Mme Buhari a déclaré à la BBC que sa famille avait reçu 7,5 millions de nairas pour ses trois frères tués, et qu’elle avait reçu 750 000 nairas pour leurs blessures, mais que cela n’était pas suffisant.
« J’achète habituellement des médicaments à la pharmacie pour soigner la plaie, car maintenant c’est tout ce que je peux me permettre. L’hôpital ne s’occupe plus de nous. Parfois, la douleur est très intense pendant des semaines », a-t-il déclaré.
« Nous espérons que le gouvernement viendra à nouveau à notre aide afin que je puisse recevoir un traitement approprié pour mon bras. J’ai hâte de l’utiliser à nouveau », a ajouté Mme Buhari.

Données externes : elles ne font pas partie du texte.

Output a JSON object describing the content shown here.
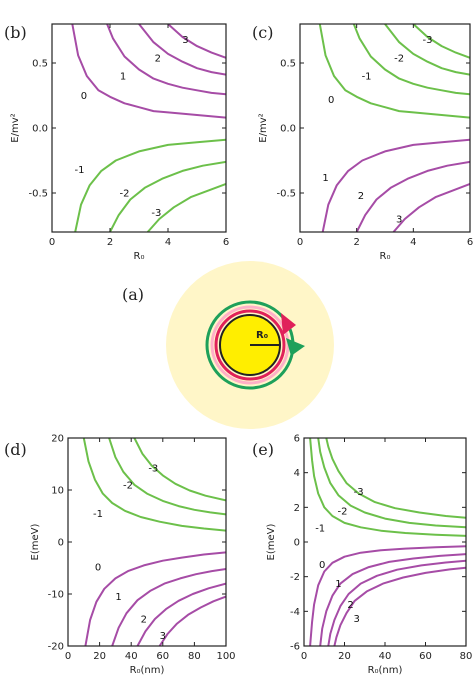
{
  "colors": {
    "purple": "#a64ca6",
    "green": "#6cc04a",
    "axis": "#222222",
    "halo": "#fff6c8",
    "core": "#ffee00",
    "ring_red": "#e0205a",
    "ring_pink": "#ffb0c8",
    "ring_green": "#1ea05a"
  },
  "diagram": {
    "label": "(a)",
    "radius_label": "R₀"
  },
  "chart_data": [
    {
      "type": "line",
      "panel_label": "(b)",
      "xlabel": "R₀",
      "ylabel": "E/mv²",
      "xlim": [
        0,
        6
      ],
      "ylim": [
        -0.8,
        0.8
      ],
      "xticks": [
        0,
        2,
        4,
        6
      ],
      "xtick_labels": [
        "0",
        "2",
        "4",
        "6"
      ],
      "yticks": [
        -0.5,
        0,
        0.5
      ],
      "ytick_labels": [
        "-0.5",
        "0.0",
        "0.5"
      ],
      "series": [
        {
          "label": "0",
          "color": "purple",
          "x": [
            0.7,
            0.9,
            1.2,
            1.6,
            2.0,
            2.5,
            3.0,
            3.5,
            4.0,
            5.0,
            6.0
          ],
          "y": [
            0.8,
            0.56,
            0.4,
            0.29,
            0.24,
            0.19,
            0.16,
            0.13,
            0.12,
            0.1,
            0.08
          ]
        },
        {
          "label": "1",
          "color": "purple",
          "x": [
            1.9,
            2.1,
            2.5,
            3.0,
            3.5,
            4.0,
            4.5,
            5.0,
            5.5,
            6.0
          ],
          "y": [
            0.8,
            0.69,
            0.55,
            0.45,
            0.38,
            0.34,
            0.31,
            0.29,
            0.27,
            0.26
          ]
        },
        {
          "label": "2",
          "color": "purple",
          "x": [
            3.0,
            3.5,
            4.0,
            4.5,
            5.0,
            5.5,
            6.0
          ],
          "y": [
            0.8,
            0.66,
            0.57,
            0.51,
            0.46,
            0.43,
            0.41
          ]
        },
        {
          "label": "3",
          "color": "purple",
          "x": [
            4.0,
            4.5,
            5.0,
            5.5,
            6.0
          ],
          "y": [
            0.8,
            0.7,
            0.63,
            0.58,
            0.54
          ]
        },
        {
          "label": "-1",
          "color": "green",
          "x": [
            0.8,
            1.0,
            1.3,
            1.7,
            2.2,
            3.0,
            4.0,
            5.0,
            6.0
          ],
          "y": [
            -0.8,
            -0.59,
            -0.44,
            -0.33,
            -0.25,
            -0.18,
            -0.13,
            -0.11,
            -0.09
          ]
        },
        {
          "label": "-2",
          "color": "green",
          "x": [
            2.0,
            2.3,
            2.7,
            3.2,
            3.8,
            4.5,
            5.2,
            6.0
          ],
          "y": [
            -0.8,
            -0.67,
            -0.55,
            -0.46,
            -0.39,
            -0.33,
            -0.29,
            -0.26
          ]
        },
        {
          "label": "-3",
          "color": "green",
          "x": [
            3.3,
            3.7,
            4.2,
            4.8,
            5.4,
            6.0
          ],
          "y": [
            -0.8,
            -0.7,
            -0.61,
            -0.53,
            -0.48,
            -0.43
          ]
        }
      ],
      "curve_labels": [
        {
          "text": "3",
          "x": 4.6,
          "y": 0.68
        },
        {
          "text": "2",
          "x": 3.65,
          "y": 0.54
        },
        {
          "text": "1",
          "x": 2.45,
          "y": 0.4
        },
        {
          "text": "0",
          "x": 1.1,
          "y": 0.25
        },
        {
          "text": "-1",
          "x": 0.95,
          "y": -0.32
        },
        {
          "text": "-2",
          "x": 2.5,
          "y": -0.5
        },
        {
          "text": "-3",
          "x": 3.6,
          "y": -0.65
        }
      ]
    },
    {
      "type": "line",
      "panel_label": "(c)",
      "xlabel": "R₀",
      "ylabel": "E/mv²",
      "xlim": [
        0,
        6
      ],
      "ylim": [
        -0.8,
        0.8
      ],
      "xticks": [
        0,
        2,
        4,
        6
      ],
      "xtick_labels": [
        "0",
        "2",
        "4",
        "6"
      ],
      "yticks": [
        -0.5,
        0,
        0.5
      ],
      "ytick_labels": [
        "-0.5",
        "0.0",
        "0.5"
      ],
      "series": [
        {
          "label": "0",
          "color": "green",
          "x": [
            0.7,
            0.9,
            1.2,
            1.6,
            2.0,
            2.5,
            3.0,
            3.5,
            4.0,
            5.0,
            6.0
          ],
          "y": [
            0.8,
            0.56,
            0.4,
            0.29,
            0.24,
            0.19,
            0.16,
            0.13,
            0.12,
            0.1,
            0.08
          ]
        },
        {
          "label": "-1",
          "color": "green",
          "x": [
            1.9,
            2.1,
            2.5,
            3.0,
            3.5,
            4.0,
            4.5,
            5.0,
            5.5,
            6.0
          ],
          "y": [
            0.8,
            0.69,
            0.55,
            0.45,
            0.38,
            0.34,
            0.31,
            0.29,
            0.27,
            0.26
          ]
        },
        {
          "label": "-2",
          "color": "green",
          "x": [
            3.0,
            3.5,
            4.0,
            4.5,
            5.0,
            5.5,
            6.0
          ],
          "y": [
            0.8,
            0.66,
            0.57,
            0.51,
            0.46,
            0.43,
            0.41
          ]
        },
        {
          "label": "-3",
          "color": "green",
          "x": [
            4.0,
            4.5,
            5.0,
            5.5,
            6.0
          ],
          "y": [
            0.8,
            0.7,
            0.63,
            0.58,
            0.54
          ]
        },
        {
          "label": "1",
          "color": "purple",
          "x": [
            0.8,
            1.0,
            1.3,
            1.7,
            2.2,
            3.0,
            4.0,
            5.0,
            6.0
          ],
          "y": [
            -0.8,
            -0.59,
            -0.44,
            -0.33,
            -0.25,
            -0.18,
            -0.13,
            -0.11,
            -0.09
          ]
        },
        {
          "label": "2",
          "color": "purple",
          "x": [
            2.0,
            2.3,
            2.7,
            3.2,
            3.8,
            4.5,
            5.2,
            6.0
          ],
          "y": [
            -0.8,
            -0.67,
            -0.55,
            -0.46,
            -0.39,
            -0.33,
            -0.29,
            -0.26
          ]
        },
        {
          "label": "3",
          "color": "purple",
          "x": [
            3.3,
            3.7,
            4.2,
            4.8,
            5.4,
            6.0
          ],
          "y": [
            -0.8,
            -0.7,
            -0.61,
            -0.53,
            -0.48,
            -0.43
          ]
        }
      ],
      "curve_labels": [
        {
          "text": "-3",
          "x": 4.5,
          "y": 0.68
        },
        {
          "text": "-2",
          "x": 3.5,
          "y": 0.54
        },
        {
          "text": "-1",
          "x": 2.35,
          "y": 0.4
        },
        {
          "text": "0",
          "x": 1.1,
          "y": 0.22
        },
        {
          "text": "1",
          "x": 0.9,
          "y": -0.38
        },
        {
          "text": "2",
          "x": 2.15,
          "y": -0.52
        },
        {
          "text": "3",
          "x": 3.5,
          "y": -0.7
        }
      ]
    },
    {
      "type": "line",
      "panel_label": "(d)",
      "xlabel": "R₀(nm)",
      "ylabel": "E(meV)",
      "xlim": [
        0,
        100
      ],
      "ylim": [
        -20,
        20
      ],
      "xticks": [
        0,
        20,
        40,
        60,
        80,
        100
      ],
      "xtick_labels": [
        "0",
        "20",
        "40",
        "60",
        "80",
        "100"
      ],
      "yticks": [
        -20,
        -10,
        0,
        10,
        20
      ],
      "ytick_labels": [
        "-20",
        "-10",
        "0",
        "10",
        "20"
      ],
      "series": [
        {
          "label": "-1",
          "color": "green",
          "x": [
            10,
            13,
            17,
            22,
            28,
            36,
            46,
            58,
            72,
            86,
            100
          ],
          "y": [
            20,
            15.5,
            12.0,
            9.3,
            7.5,
            6.0,
            4.8,
            3.9,
            3.1,
            2.6,
            2.2
          ]
        },
        {
          "label": "-2",
          "color": "green",
          "x": [
            26,
            30,
            35,
            42,
            50,
            60,
            70,
            80,
            90,
            100
          ],
          "y": [
            20,
            16.3,
            13.5,
            11.0,
            9.3,
            7.9,
            6.9,
            6.2,
            5.7,
            5.3
          ]
        },
        {
          "label": "-3",
          "color": "green",
          "x": [
            42,
            47,
            53,
            60,
            68,
            77,
            87,
            100
          ],
          "y": [
            20,
            17.0,
            14.7,
            12.8,
            11.2,
            9.9,
            8.9,
            8.0
          ]
        },
        {
          "label": "0",
          "color": "purple",
          "x": [
            11,
            14,
            18,
            23,
            30,
            38,
            48,
            60,
            72,
            86,
            100
          ],
          "y": [
            -20,
            -15.0,
            -11.5,
            -9.0,
            -7.0,
            -5.6,
            -4.5,
            -3.6,
            -3.0,
            -2.4,
            -2.0
          ]
        },
        {
          "label": "1",
          "color": "purple",
          "x": [
            28,
            32,
            37,
            44,
            52,
            61,
            71,
            81,
            91,
            100
          ],
          "y": [
            -20,
            -16.5,
            -13.7,
            -11.2,
            -9.4,
            -8.0,
            -7.0,
            -6.2,
            -5.6,
            -5.2
          ]
        },
        {
          "label": "2",
          "color": "purple",
          "x": [
            44,
            49,
            55,
            62,
            70,
            79,
            89,
            100
          ],
          "y": [
            -20,
            -17.2,
            -14.8,
            -12.9,
            -11.3,
            -10.0,
            -8.9,
            -8.0
          ]
        },
        {
          "label": "3",
          "color": "purple",
          "x": [
            58,
            63,
            69,
            76,
            84,
            92,
            100
          ],
          "y": [
            -20,
            -17.7,
            -15.7,
            -14.0,
            -12.6,
            -11.4,
            -10.5
          ]
        }
      ],
      "curve_labels": [
        {
          "text": "-3",
          "x": 54,
          "y": 14.2
        },
        {
          "text": "-2",
          "x": 38,
          "y": 11.0
        },
        {
          "text": "-1",
          "x": 19,
          "y": 5.5
        },
        {
          "text": "0",
          "x": 19,
          "y": -4.8
        },
        {
          "text": "1",
          "x": 32,
          "y": -10.5
        },
        {
          "text": "2",
          "x": 48,
          "y": -14.8
        },
        {
          "text": "3",
          "x": 60,
          "y": -18.0
        }
      ]
    },
    {
      "type": "line",
      "panel_label": "(e)",
      "xlabel": "R₀(nm)",
      "ylabel": "E(meV)",
      "xlim": [
        0,
        80
      ],
      "ylim": [
        -6,
        6
      ],
      "xticks": [
        0,
        20,
        40,
        60,
        80
      ],
      "xtick_labels": [
        "0",
        "20",
        "40",
        "60",
        "80"
      ],
      "yticks": [
        -6,
        -4,
        -2,
        0,
        2,
        4,
        6
      ],
      "ytick_labels": [
        "-6",
        "-4",
        "-2",
        "0",
        "2",
        "4",
        "6"
      ],
      "series": [
        {
          "label": "-1",
          "color": "green",
          "x": [
            3,
            4,
            5,
            7,
            10,
            14,
            20,
            28,
            38,
            50,
            65,
            80
          ],
          "y": [
            6,
            4.7,
            3.8,
            2.8,
            2.0,
            1.5,
            1.1,
            0.85,
            0.65,
            0.52,
            0.42,
            0.35
          ]
        },
        {
          "label": "-2",
          "color": "green",
          "x": [
            7,
            8,
            10,
            13,
            17,
            23,
            30,
            40,
            52,
            65,
            80
          ],
          "y": [
            6,
            5.2,
            4.3,
            3.4,
            2.7,
            2.1,
            1.7,
            1.35,
            1.1,
            0.95,
            0.85
          ]
        },
        {
          "label": "-3",
          "color": "green",
          "x": [
            11,
            12,
            14,
            17,
            21,
            27,
            35,
            45,
            57,
            70,
            80
          ],
          "y": [
            6,
            5.5,
            4.8,
            4.1,
            3.4,
            2.8,
            2.3,
            1.95,
            1.7,
            1.5,
            1.4
          ]
        },
        {
          "label": "0",
          "color": "purple",
          "x": [
            3,
            4,
            5,
            7,
            10,
            14,
            20,
            28,
            38,
            50,
            65,
            80
          ],
          "y": [
            -6,
            -4.6,
            -3.6,
            -2.5,
            -1.7,
            -1.2,
            -0.85,
            -0.62,
            -0.48,
            -0.38,
            -0.3,
            -0.25
          ]
        },
        {
          "label": "1",
          "color": "purple",
          "x": [
            8,
            9,
            11,
            14,
            18,
            24,
            32,
            42,
            54,
            67,
            80
          ],
          "y": [
            -6,
            -5.0,
            -4.0,
            -3.1,
            -2.4,
            -1.85,
            -1.45,
            -1.15,
            -0.95,
            -0.8,
            -0.7
          ]
        },
        {
          "label": "2",
          "color": "purple",
          "x": [
            12,
            13,
            15,
            18,
            22,
            28,
            36,
            46,
            58,
            70,
            80
          ],
          "y": [
            -6,
            -5.3,
            -4.5,
            -3.7,
            -3.0,
            -2.4,
            -1.95,
            -1.6,
            -1.35,
            -1.18,
            -1.08
          ]
        },
        {
          "label": "3",
          "color": "purple",
          "x": [
            15,
            16,
            18,
            21,
            25,
            31,
            39,
            49,
            60,
            72,
            80
          ],
          "y": [
            -6,
            -5.5,
            -4.8,
            -4.1,
            -3.4,
            -2.85,
            -2.4,
            -2.05,
            -1.78,
            -1.58,
            -1.48
          ]
        }
      ],
      "curve_labels": [
        {
          "text": "-3",
          "x": 27,
          "y": 2.9
        },
        {
          "text": "-2",
          "x": 19,
          "y": 1.8
        },
        {
          "text": "-1",
          "x": 8,
          "y": 0.8
        },
        {
          "text": "0",
          "x": 9,
          "y": -1.3
        },
        {
          "text": "1",
          "x": 17,
          "y": -2.4
        },
        {
          "text": "2",
          "x": 23,
          "y": -3.6
        },
        {
          "text": "3",
          "x": 26,
          "y": -4.4
        }
      ]
    }
  ]
}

M. Abdulrasheed a déclaré à la BBC qu’il n’avait reçu aucune compensation financière pour les blessures subies par son enfant de quatre ans.
“Je suis toujours inquiet quand je vois son état”, a-t-il déclaré.
Il a ajouté qu’il avait reçu une compensation financière complète pour le décès de sa fille de sept ans, mais qu’aucune somme d’argent ne pourrait la remplacer.
« Chaque fois que je visite la tombe, je me souviens de ceux avec qui nous avons vécu, mais qui ne sont plus là aujourd’hui. Tout le monde me manque. Ma fille me manque.
Rapport supplémentaire de Yusuf Akinpelu de la BBC.